Nate idly drummed his fingers on the steering wheel in time with the music, a little more fidgety about the quiet than she was though he didn't let it show. He just felt like he should say something or ask something, worried she was bored or uncomfortable even if she didn't really seem like it.

Leija wasn't, and let the quiet drag out on her end. In fact, with the motion and the heat blasting -- despite the hard rock coming out of his speakers; it was low enough for them to talk -- she was feeling kind of sleepy. Sleep had been a rare commodity lately, and she was comfortable. Her eyelids drifted a little. "If I fall asleep in your car, don't like ... drive me to Mexico or anything, okay?" she murmured, letting her head roll over to him to smile a little. "My dad worries."

Nate grinned as he glanced over at her. "I have this funny feeling that you might wake up before we got to the border," he teased her. "But hey, if you want me to drive you home just say the word," since kidnapping people really wasn't his forte and all. "You do look like you're about to doze off." She also looked cute doing it but he left that part out.

"I dunno man, you've never seen me sleep," she said with a soft lazy chuckle. She shifted to dig her phone out of a pocket and check the time. "Yeah ... I probably ought to be getting back. I gotta cook dinner and everything." She looked over, a little apologetic. 'Cause this was nice, quite honestly.
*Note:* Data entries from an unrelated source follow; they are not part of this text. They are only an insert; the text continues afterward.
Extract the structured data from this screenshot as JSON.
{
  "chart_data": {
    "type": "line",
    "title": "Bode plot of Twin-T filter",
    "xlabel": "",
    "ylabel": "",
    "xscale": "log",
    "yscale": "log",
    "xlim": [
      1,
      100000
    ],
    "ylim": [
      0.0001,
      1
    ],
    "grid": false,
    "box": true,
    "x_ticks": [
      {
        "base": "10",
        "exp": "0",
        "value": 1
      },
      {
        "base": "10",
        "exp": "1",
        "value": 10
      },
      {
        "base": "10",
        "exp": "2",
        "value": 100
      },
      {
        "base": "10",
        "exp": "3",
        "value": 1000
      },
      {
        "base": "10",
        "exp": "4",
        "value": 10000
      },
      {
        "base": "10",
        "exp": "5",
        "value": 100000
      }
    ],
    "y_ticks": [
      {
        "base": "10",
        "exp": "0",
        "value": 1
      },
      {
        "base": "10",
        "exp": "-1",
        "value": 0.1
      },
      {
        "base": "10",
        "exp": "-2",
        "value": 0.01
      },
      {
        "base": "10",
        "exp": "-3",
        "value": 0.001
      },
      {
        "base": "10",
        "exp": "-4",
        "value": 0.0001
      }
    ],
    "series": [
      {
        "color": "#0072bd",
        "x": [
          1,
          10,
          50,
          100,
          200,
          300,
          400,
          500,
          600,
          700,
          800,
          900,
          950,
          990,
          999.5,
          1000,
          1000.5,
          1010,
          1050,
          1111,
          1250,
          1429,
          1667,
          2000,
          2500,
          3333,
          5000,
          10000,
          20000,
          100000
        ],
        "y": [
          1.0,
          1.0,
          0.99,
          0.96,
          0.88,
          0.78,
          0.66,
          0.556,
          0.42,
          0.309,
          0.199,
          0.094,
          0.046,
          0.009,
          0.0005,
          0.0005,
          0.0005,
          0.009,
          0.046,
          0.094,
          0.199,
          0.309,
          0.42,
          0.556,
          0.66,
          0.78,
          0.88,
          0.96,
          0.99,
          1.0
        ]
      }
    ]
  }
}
They'd have to do it again sometime. Even if it was just driving around and she was probably lame for appreciating it enough.
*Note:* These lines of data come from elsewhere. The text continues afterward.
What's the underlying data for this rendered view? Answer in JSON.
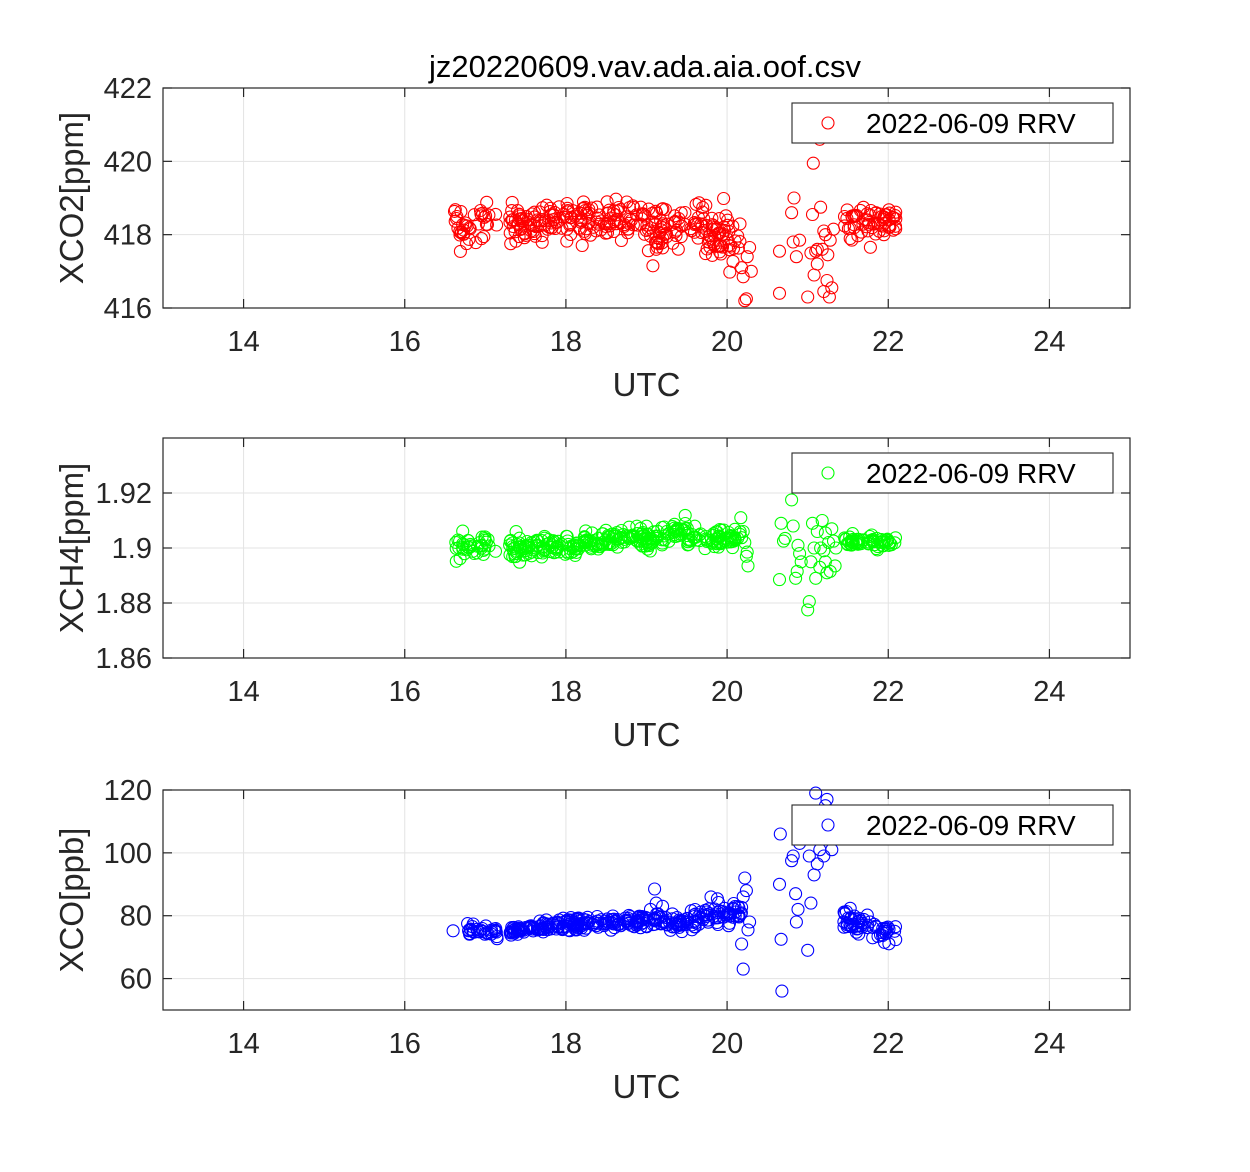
{
  "figure_title": "jz20220609.vav.ada.aia.oof.csv",
  "chart_data": [
    {
      "type": "scatter",
      "title": "jz20220609.vav.ada.aia.oof.csv",
      "xlabel": "UTC",
      "ylabel": "XCO2[ppm]",
      "xlim": [
        13,
        25
      ],
      "ylim": [
        416,
        422
      ],
      "xticks": [
        14,
        16,
        18,
        20,
        22,
        24
      ],
      "yticks": [
        416,
        418,
        420,
        422
      ],
      "xtick_labels": [
        "14",
        "16",
        "18",
        "20",
        "22",
        "24"
      ],
      "ytick_labels": [
        "416",
        "418",
        "420",
        "422"
      ],
      "grid": true,
      "legend_position": "top-right",
      "series": [
        {
          "name": "2022-06-09 RRV",
          "color": "#ff0000",
          "marker": "open-circle",
          "segments": [
            {
              "x0": 16.6,
              "x1": 17.15,
              "n": 40,
              "base": 418.3,
              "slope": 0.0,
              "noise": 0.3,
              "seed": 11
            },
            {
              "x0": 17.3,
              "x1": 19.0,
              "n": 170,
              "base": 418.35,
              "slope": 0.0,
              "noise": 0.28,
              "seed": 12
            },
            {
              "x0": 19.0,
              "x1": 19.75,
              "n": 70,
              "base": 418.2,
              "slope": 0.0,
              "noise": 0.3,
              "seed": 13
            },
            {
              "x0": 19.75,
              "x1": 20.2,
              "n": 50,
              "base": 418.0,
              "slope": 0.0,
              "noise": 0.35,
              "seed": 14
            },
            {
              "x0": 21.45,
              "x1": 22.1,
              "n": 65,
              "base": 418.35,
              "slope": 0.0,
              "noise": 0.22,
              "seed": 15
            }
          ],
          "points": [
            [
              19.08,
              417.15
            ],
            [
              19.12,
              417.6
            ],
            [
              19.15,
              417.75
            ],
            [
              19.2,
              417.9
            ],
            [
              20.18,
              417.1
            ],
            [
              20.2,
              416.85
            ],
            [
              20.22,
              416.2
            ],
            [
              20.25,
              417.4
            ],
            [
              20.24,
              416.25
            ],
            [
              20.3,
              417.0
            ],
            [
              20.28,
              417.65
            ],
            [
              20.65,
              416.4
            ],
            [
              20.65,
              417.55
            ],
            [
              20.8,
              418.6
            ],
            [
              20.83,
              419.0
            ],
            [
              20.82,
              417.8
            ],
            [
              20.86,
              417.4
            ],
            [
              20.9,
              417.85
            ],
            [
              21.0,
              416.3
            ],
            [
              21.04,
              417.5
            ],
            [
              21.06,
              418.55
            ],
            [
              21.07,
              419.95
            ],
            [
              21.08,
              416.9
            ],
            [
              21.1,
              417.55
            ],
            [
              21.12,
              417.2
            ],
            [
              21.15,
              420.6
            ],
            [
              21.16,
              418.75
            ],
            [
              21.18,
              417.6
            ],
            [
              21.2,
              416.45
            ],
            [
              21.22,
              418.0
            ],
            [
              21.24,
              416.75
            ],
            [
              21.25,
              417.45
            ],
            [
              21.27,
              416.3
            ],
            [
              21.28,
              417.85
            ],
            [
              21.3,
              416.55
            ],
            [
              21.32,
              418.15
            ],
            [
              21.12,
              417.6
            ],
            [
              21.2,
              418.1
            ]
          ]
        }
      ]
    },
    {
      "type": "scatter",
      "xlabel": "UTC",
      "ylabel": "XCH4[ppm]",
      "xlim": [
        13,
        25
      ],
      "ylim": [
        1.86,
        1.94
      ],
      "xticks": [
        14,
        16,
        18,
        20,
        22,
        24
      ],
      "yticks": [
        1.86,
        1.88,
        1.9,
        1.92
      ],
      "xtick_labels": [
        "14",
        "16",
        "18",
        "20",
        "22",
        "24"
      ],
      "ytick_labels": [
        "1.86",
        "1.88",
        "1.9",
        "1.92"
      ],
      "grid": true,
      "legend_position": "top-right",
      "series": [
        {
          "name": "2022-06-09 RRV",
          "color": "#00ff00",
          "marker": "open-circle",
          "segments": [
            {
              "x0": 16.6,
              "x1": 17.15,
              "n": 40,
              "base": 1.8995,
              "slope": 0.0015,
              "noise": 0.0022,
              "seed": 21
            },
            {
              "x0": 17.3,
              "x1": 18.2,
              "n": 100,
              "base": 1.9002,
              "slope": 0.0,
              "noise": 0.0018,
              "seed": 22
            },
            {
              "x0": 18.2,
              "x1": 19.0,
              "n": 90,
              "base": 1.9028,
              "slope": 0.0015,
              "noise": 0.0016,
              "seed": 23
            },
            {
              "x0": 19.0,
              "x1": 19.5,
              "n": 55,
              "base": 1.9025,
              "slope": 0.004,
              "noise": 0.0018,
              "seed": 24
            },
            {
              "x0": 19.5,
              "x1": 20.2,
              "n": 70,
              "base": 1.9035,
              "slope": 0.0,
              "noise": 0.0016,
              "seed": 25
            },
            {
              "x0": 21.45,
              "x1": 22.1,
              "n": 60,
              "base": 1.9025,
              "slope": 0.0,
              "noise": 0.0013,
              "seed": 26
            }
          ],
          "points": [
            [
              20.17,
              1.911
            ],
            [
              20.2,
              1.906
            ],
            [
              20.22,
              1.902
            ],
            [
              20.24,
              1.897
            ],
            [
              20.26,
              1.8935
            ],
            [
              20.25,
              1.8985
            ],
            [
              20.65,
              1.8885
            ],
            [
              20.67,
              1.909
            ],
            [
              20.7,
              1.9025
            ],
            [
              20.72,
              1.9035
            ],
            [
              20.8,
              1.9175
            ],
            [
              20.82,
              1.908
            ],
            [
              20.85,
              1.889
            ],
            [
              20.87,
              1.8915
            ],
            [
              20.88,
              1.901
            ],
            [
              20.9,
              1.898
            ],
            [
              20.92,
              1.895
            ],
            [
              21.0,
              1.8775
            ],
            [
              21.02,
              1.8805
            ],
            [
              21.04,
              1.895
            ],
            [
              21.06,
              1.909
            ],
            [
              21.08,
              1.9
            ],
            [
              21.1,
              1.889
            ],
            [
              21.12,
              1.906
            ],
            [
              21.15,
              1.893
            ],
            [
              21.18,
              1.91
            ],
            [
              21.2,
              1.899
            ],
            [
              21.22,
              1.9055
            ],
            [
              21.24,
              1.891
            ],
            [
              21.26,
              1.902
            ],
            [
              21.28,
              1.8915
            ],
            [
              21.3,
              1.907
            ],
            [
              21.32,
              1.9025
            ],
            [
              21.34,
              1.8935
            ],
            [
              21.35,
              1.9
            ],
            [
              21.16,
              1.9
            ],
            [
              21.22,
              1.895
            ]
          ]
        }
      ]
    },
    {
      "type": "scatter",
      "xlabel": "UTC",
      "ylabel": "XCO[ppb]",
      "xlim": [
        13,
        25
      ],
      "ylim": [
        50,
        120
      ],
      "xticks": [
        14,
        16,
        18,
        20,
        22,
        24
      ],
      "yticks": [
        60,
        80,
        100,
        120
      ],
      "xtick_labels": [
        "14",
        "16",
        "18",
        "20",
        "22",
        "24"
      ],
      "ytick_labels": [
        "60",
        "80",
        "100",
        "120"
      ],
      "grid": true,
      "legend_position": "top-right",
      "series": [
        {
          "name": "2022-06-09 RRV",
          "color": "#0000ff",
          "marker": "open-circle",
          "segments": [
            {
              "x0": 16.75,
              "x1": 17.15,
              "n": 30,
              "base": 75.5,
              "slope": -1.0,
              "noise": 1.0,
              "seed": 31
            },
            {
              "x0": 17.3,
              "x1": 18.0,
              "n": 80,
              "base": 75.0,
              "slope": 2.5,
              "noise": 1.0,
              "seed": 32
            },
            {
              "x0": 18.0,
              "x1": 19.0,
              "n": 110,
              "base": 77.3,
              "slope": 1.0,
              "noise": 1.1,
              "seed": 33
            },
            {
              "x0": 19.0,
              "x1": 19.6,
              "n": 60,
              "base": 78.0,
              "slope": 0.0,
              "noise": 1.5,
              "seed": 34
            },
            {
              "x0": 19.6,
              "x1": 20.2,
              "n": 60,
              "base": 79.5,
              "slope": 1.0,
              "noise": 2.0,
              "seed": 35
            },
            {
              "x0": 21.45,
              "x1": 22.1,
              "n": 60,
              "base": 78.5,
              "slope": -4.0,
              "noise": 1.6,
              "seed": 36
            }
          ],
          "points": [
            [
              16.6,
              75.2
            ],
            [
              16.78,
              77.5
            ],
            [
              19.1,
              88.5
            ],
            [
              19.05,
              82.0
            ],
            [
              19.12,
              84.0
            ],
            [
              19.2,
              83.0
            ],
            [
              19.8,
              86.0
            ],
            [
              20.15,
              80.0
            ],
            [
              20.18,
              71.0
            ],
            [
              20.2,
              63.0
            ],
            [
              20.22,
              92.0
            ],
            [
              20.24,
              88.0
            ],
            [
              20.2,
              86.0
            ],
            [
              20.26,
              75.5
            ],
            [
              20.28,
              78.0
            ],
            [
              20.65,
              90.0
            ],
            [
              20.66,
              106.0
            ],
            [
              20.67,
              72.5
            ],
            [
              20.68,
              56.0
            ],
            [
              20.8,
              97.5
            ],
            [
              20.82,
              99.0
            ],
            [
              20.85,
              87.0
            ],
            [
              20.86,
              78.0
            ],
            [
              20.88,
              82.0
            ],
            [
              20.9,
              103.0
            ],
            [
              21.0,
              69.0
            ],
            [
              21.02,
              99.0
            ],
            [
              21.04,
              84.0
            ],
            [
              21.06,
              105.0
            ],
            [
              21.08,
              93.0
            ],
            [
              21.1,
              119.0
            ],
            [
              21.12,
              96.5
            ],
            [
              21.15,
              101.0
            ],
            [
              21.18,
              110.0
            ],
            [
              21.2,
              99.0
            ],
            [
              21.22,
              115.0
            ],
            [
              21.24,
              117.0
            ],
            [
              21.26,
              107.0
            ],
            [
              21.28,
              113.0
            ],
            [
              21.3,
              101.0
            ],
            [
              21.32,
              111.0
            ],
            [
              21.18,
              108.0
            ]
          ]
        }
      ]
    }
  ]
}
Nate offered her an easy smile. "Yeah I should probably get going too." Not that he had to be home but he wanted to find Nic's tag and grab something to eat. He turned the next corner to head back to her house gesturing up ahead. "Take a left there right?" He was pretty sure that was the right way, she lived close to school and he was getting a better feel for the places he knew in town and the connection between them.

"Yup, a left and then another right," she answered easily. She'd learned the town pretty quickly, and wasn't going to be forgetting it any time soon. Her sense of direction was superb. It just came with being a valkyrie. As they headed back to her place, Leija smiled over at him warmly. "Thanks again for this, it was cool. I really needed it," she told him, and meant every word of it. Now if only that chilled-out feeling would stay, that would be really helpful to like, everything. Still, it was nice.

He could tell how earnest she was being and it surprised him a little, though she had mentioned having a weird time lately. "Hey," he murmured gently. "If you ever need a time out or just someone to talk to or, you know, not talk to even, just give me a call. That's what my number's for." A couple of turns and they were on her street again and he felt like he'd learnt a little more about the town just cruising through it. "Doesn't matter what time it is either."

"Thanks. Same to you, honestly. I keep fuckered hours, so." She unbuckled herself as he pulled up to a stop at her house. On impulse, after a second's hesitation, she leaned over to give him one of those awkward in-the-car side hugs. They'd talked about some rough shit, after all. "Be safe getting home, Nate. I'll talk to you later." And then she was heading out the door.

He'd given her a little squeeze back, smiling at her retreating back. "Later," he agreed and waited until she was inside the house with the door closed behind her before he drove off again. He wasn't entirely sure what this was but it was nice and he wasn't going to overthink it. Right this moment he had Nic's tag to find and a good friendship to cherish, why complicate things more.